"To me!" said Goring, turning from Sylvester to the two figures, whose faces were still covered by their cloaks. "If these gentlemen are what I suppose them to be, I am glad to meet them, and will hear willingly what they may have to say."

"Perhaps less willingly than you think, Colonel Goring," said the taller of the two, who rose and stepped behind him to the door, which he closed and barred. Goring, looking at him with some surprise, saw that he was the person whom he had met on the mountains, and had afterwards seen at the funeral at Derreen. The third man rose from a bench on which he had been leaning, lifted his cap, and said:—

"There is an old proverb, sir, that short accounts make long friends. There can be no friendship between you and me, but the account between us is of very old standing. I have returned to Ireland, only for a short stay; I am about to leave it, never to come back. A gentleman and a soldier, like yourself, cannot wish that I should go while that account is still unsettled. Our fortunate meeting here this morning provides us with an opportunity."

It was Morty's voice that he heard, and Morty's face that he saw as he became accustomed to the gloom. He looked again at the pretended messenger from the carded curate, and he then remembered the old Sylvester who had brought the note from Lord Fitzmaurice to the agent from Kenmare. In an instant the meaning of the whole situation flashed across him. It was no casual re-encounter. He had been enticed into the place where he found himself, with some sinister and perhaps deadly purpose. A strange fatality had forced him again and again into collision with the man of whose ancestral lands he had come into possession. Once more, by a deliberate and treacherous contrivance, he and the chief of the O'Sullivans had been brought face to face together, and he was alone, without a friend within call of him; unless his tenant, who as he could now see had intended to give him warning, would interfere further in his defense. And of this he knew Ireland well enough to be aware that there was little hope.

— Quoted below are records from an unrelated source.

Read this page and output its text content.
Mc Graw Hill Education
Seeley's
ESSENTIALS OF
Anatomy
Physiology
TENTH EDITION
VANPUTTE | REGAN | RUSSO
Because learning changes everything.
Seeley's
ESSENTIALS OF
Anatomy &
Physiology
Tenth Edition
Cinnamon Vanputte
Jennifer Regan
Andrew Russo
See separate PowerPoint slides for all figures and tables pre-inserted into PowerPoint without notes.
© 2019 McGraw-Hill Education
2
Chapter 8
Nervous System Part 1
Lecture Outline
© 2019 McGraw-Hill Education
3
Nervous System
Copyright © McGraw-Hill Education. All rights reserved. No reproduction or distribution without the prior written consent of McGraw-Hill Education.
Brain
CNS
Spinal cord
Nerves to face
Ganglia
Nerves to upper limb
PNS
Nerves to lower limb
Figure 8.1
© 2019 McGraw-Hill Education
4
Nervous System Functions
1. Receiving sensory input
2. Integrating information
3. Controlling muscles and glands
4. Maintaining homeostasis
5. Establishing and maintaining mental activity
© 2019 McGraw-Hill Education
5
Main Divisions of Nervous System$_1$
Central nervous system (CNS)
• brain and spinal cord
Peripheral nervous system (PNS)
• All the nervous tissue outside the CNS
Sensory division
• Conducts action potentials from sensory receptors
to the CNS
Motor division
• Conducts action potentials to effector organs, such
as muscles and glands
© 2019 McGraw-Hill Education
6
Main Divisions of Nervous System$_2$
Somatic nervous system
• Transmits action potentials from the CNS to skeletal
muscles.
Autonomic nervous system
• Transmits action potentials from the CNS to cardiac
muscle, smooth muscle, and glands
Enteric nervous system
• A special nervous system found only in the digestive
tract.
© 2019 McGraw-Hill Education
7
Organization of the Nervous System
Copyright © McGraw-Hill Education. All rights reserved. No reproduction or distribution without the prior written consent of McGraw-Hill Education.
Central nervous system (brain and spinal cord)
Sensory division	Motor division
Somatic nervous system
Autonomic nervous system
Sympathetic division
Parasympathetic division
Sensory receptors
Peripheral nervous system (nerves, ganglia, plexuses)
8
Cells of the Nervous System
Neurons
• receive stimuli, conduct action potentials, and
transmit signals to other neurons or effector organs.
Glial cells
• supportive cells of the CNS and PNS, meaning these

He supposed that they intended to murder him. The door, at which he involuntarily glanced, was fastened by this time with iron bolts. He was a man of great personal strength and activity, but in such a situation neither would be likely to avail him. Long inured to danger, and ready at all moments to meet whatever peril might threaten him, he calmly faced his adversary and said:—

"This meeting is not accidental, as you would have me believe. You have contrived it. Explain yourself further."

"Colonel Goring," said Morty Sullivan, "you will recall the circumstances under which we last parted. Enemy as you are and always have been to me and mine, I will do you the justice to say that on that occasion you behaved like a gentleman and a man of courage. But our quarrel was not fought out. Persons present interfered between us. We are now alone, and can complete what was then left unfinished."

"Whether I did well or ill, sir," the colonel answered, "in giving you the satisfaction which you demanded of me at the time you speak of, I will not now say. But I tell you that the only relations which can exist between us at present are those between a magistrate and a criminal who has forfeited his life. If you mean to murder me, you can do it; you have me at advantage. You can thus add one more to the list of villainies with which you have stained an honorable name. If you mean that I owe you a reparation for personal injuries, such as the customs of Ireland allow one gentleman to require from another, this, as you well know, is not the way to ask for it. But I acknowledge no such right. When I last encountered you I but partly knew you. I now know you altogether. You have been a pirate on the high seas. Your letters of marque do not cover you, for you are a subject of the King, and have broken your allegiance. Such as you are, you stand outside the pale of honorable men, and I should degrade the uniform I wear if I were to stoop to measure arms with you."

The sallow olive of Morty's cheek turned livid. He clutched the bench before him, till the muscles of his hands stood out like knots of rope.

"You are in my power, colonel," he said: "do not tempt me too far. If my sins have been many, my wrongs are more. It must be this or worse. One word from me, and you are a dead man."